Le Conseil Interprofessionnel des Vins de Bordeaux a-t-il pesé sur les négociations ?

Bordeaux n’a pas un poids suffisant dans ce genre de négociations tellement lourdes. Nous avons fait valoir la filière française dans le cadre d’actions nationales ; tout cela sans avoir aucune idée des orientations qui étaient prises. Jusqu’au dernier moment, nous avons tenté de savoir, en vain. Nous espérions un deal, même s’il devenait de plus en plus improbable à mesure que le temps passait.

Le deal est donc une très belle façon de débuter l’année ?

C’est un grand soulagement. Le deal nous montre que tous, nous voulons trouver des manières de travailler intelligemment à plus de souplesse. À court terme, le deal ne change d’ailleurs pas grand-chose. Nous allons progressivement entrer dans les détails.

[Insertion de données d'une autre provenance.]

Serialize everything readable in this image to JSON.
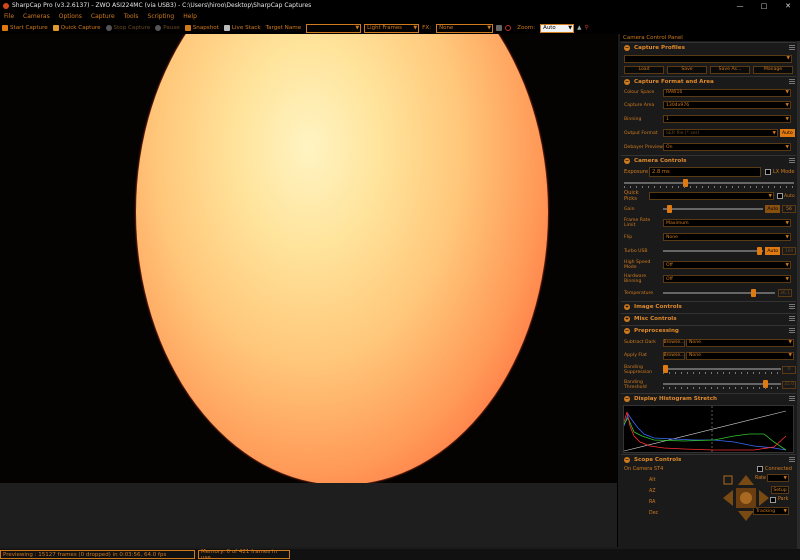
{
  "window": {
    "title": "SharpCap Pro (v3.2.6137) - ZWO ASI224MC (via USB3) - C:\\Users\\hiroo\\Desktop\\SharpCap Captures"
  },
  "menu": [
    "File",
    "Cameras",
    "Options",
    "Capture",
    "Tools",
    "Scripting",
    "Help"
  ],
  "toolbar": {
    "start_capture": "Start Capture",
    "quick_capture": "Quick Capture",
    "stop_capture": "Stop Capture",
    "pause": "Pause",
    "snapshot": "Snapshot",
    "live_stack": "Live Stack",
    "target_name_label": "Target Name",
    "target_name_value": "",
    "frame_type": "Light Frames",
    "fx_label": "FX:",
    "fx_value": "None",
    "zoom_label": "Zoom:",
    "zoom_value": "Auto"
  },
  "status": {
    "previewing": "Previewing : 15127 frames (0 dropped) in 0:03:56, 64.0 fps",
    "memory": "Memory: 0 of 421 frames in use."
  },
  "panel": {
    "title": "Camera Control Panel",
    "capture_profiles": {
      "title": "Capture Profiles",
      "buttons": [
        "Load",
        "Save",
        "Save As...",
        "Manage"
      ]
    },
    "capture_format": {
      "title": "Capture Format and Area",
      "rows": [
        {
          "label": "Colour Space",
          "value": "RAW16"
        },
        {
          "label": "Capture Area",
          "value": "1304x976"
        },
        {
          "label": "Binning",
          "value": "1"
        },
        {
          "label": "Output Format",
          "value": "SER file (*.ser)",
          "auto": "Auto"
        },
        {
          "label": "Debayer Preview",
          "value": "On"
        }
      ]
    },
    "camera_controls": {
      "title": "Camera Controls",
      "exposure_label": "Exposure",
      "exposure_value": "2.8 ms",
      "lx_mode": "LX Mode",
      "quick_picks": "Quick Picks",
      "auto": "Auto",
      "gain_label": "Gain",
      "gain_value": "56",
      "frame_rate_label": "Frame Rate Limit",
      "frame_rate_value": "Maximum",
      "flip_label": "Flip",
      "flip_value": "None",
      "turbo_label": "Turbo USB",
      "turbo_value": "100",
      "high_speed_label": "High Speed Mode",
      "high_speed_value": "Off",
      "hw_binning_label": "Hardware Binning",
      "hw_binning_value": "Off",
      "temperature_label": "Temperature",
      "temperature_value": "36.1"
    },
    "image_controls": {
      "title": "Image Controls"
    },
    "misc_controls": {
      "title": "Misc Controls"
    },
    "preprocessing": {
      "title": "Preprocessing",
      "subtract_dark_label": "Subtract Dark",
      "apply_flat_label": "Apply Flat",
      "browse": "Browse...",
      "none": "None",
      "banding_suppression_label": "Banding Suppression",
      "banding_suppression_value": "0",
      "banding_threshold_label": "Banding Threshold",
      "banding_threshold_value": "35.0"
    },
    "histogram": {
      "title": "Display Histogram Stretch"
    },
    "scope": {
      "title": "Scope Controls",
      "device": "On Camera ST4",
      "connected": "Connected",
      "labels": [
        "Alt",
        "AZ",
        "RA",
        "Dec"
      ],
      "rate_label": "Rate",
      "setup": "Setup",
      "park": "Park",
      "tracking": "Tracking"
    }
  }
}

À moyen termes, redoutez-vous l’apparition de nouvelles contraintes ?

Nous savons qu’une période de latence de six mois va être observée, mais ensuite on ne sait pas, par exemple, ce qui va être exigé en termes de mentions obligatoires à faire figurer sur les étiquettes et contre-étiquettes. Il serait contraignant de devoir indiquer le nom de l’exportateur. Il faudra aussi être attentifs en termes de reconnaissance des AOC. Quoi qu’il en soit le Royaume-Uni sera souverain.

« Nous craignions que des kilomètres de convois ne se forment à la frontière, ça ne devrait pas être le cas. »

Des opérations de contrôles aux frontières, de dédouanement, de déclarations de douanes ne risquent-elles pas d’apporter de nouvelles lourdeurs administratives ?

La Maison Sichel (52 salariés, 30 M€ de chiffre d’affaires en 2020, NDLR) est habituée à travailler avec des pays hors Europe, nous disposons de ces compétences. Ce qui n’est pas le cas pour tous les opérateurs, notamment les plus petits. Pour eux, expédier quelques palettes au Royaume-Uni va être plus compliqué. Ce qui est rassurant c’est le nouveau process qui a été préparé en amont : un système centralisé des douanes britanniques qui permet de préparer le trajet, d’identifier le camion afin de fluidifier son passage à la frontière. Nous craignions que des kilomètres de convois ne se forment, ça ne devrait pas être le cas. Nos premiers camions sont passés sans trop d’encombres dès le 7 janvier. De leurs côtés les grands groupes au Royaume-Uni ont l’habitude d’importer des quatre coins du monde. Mais là-bas aussi, pour les plus petits, c’est compliqué. Certains de nos clients britanniques sont déjà revenus vers nous pour que nous les assistions dans les démarches. Nous sommes en phase de transition, nous les aidons bien sûr, mais ça ne devrait pas être à nous qu’incombe cette contrainte commerciale !

Dans ce contexte de mise en place des nouvelles règles, anticipez-vous des baisses d’exportations outre-Manche ?

Non, la consommation et l’attrait des vins de Bordeaux restent soutenus. Notre crainte est ailleurs, du côté de la performance du marché britannique. Le taux de change est le véritable enjeu du Brexit.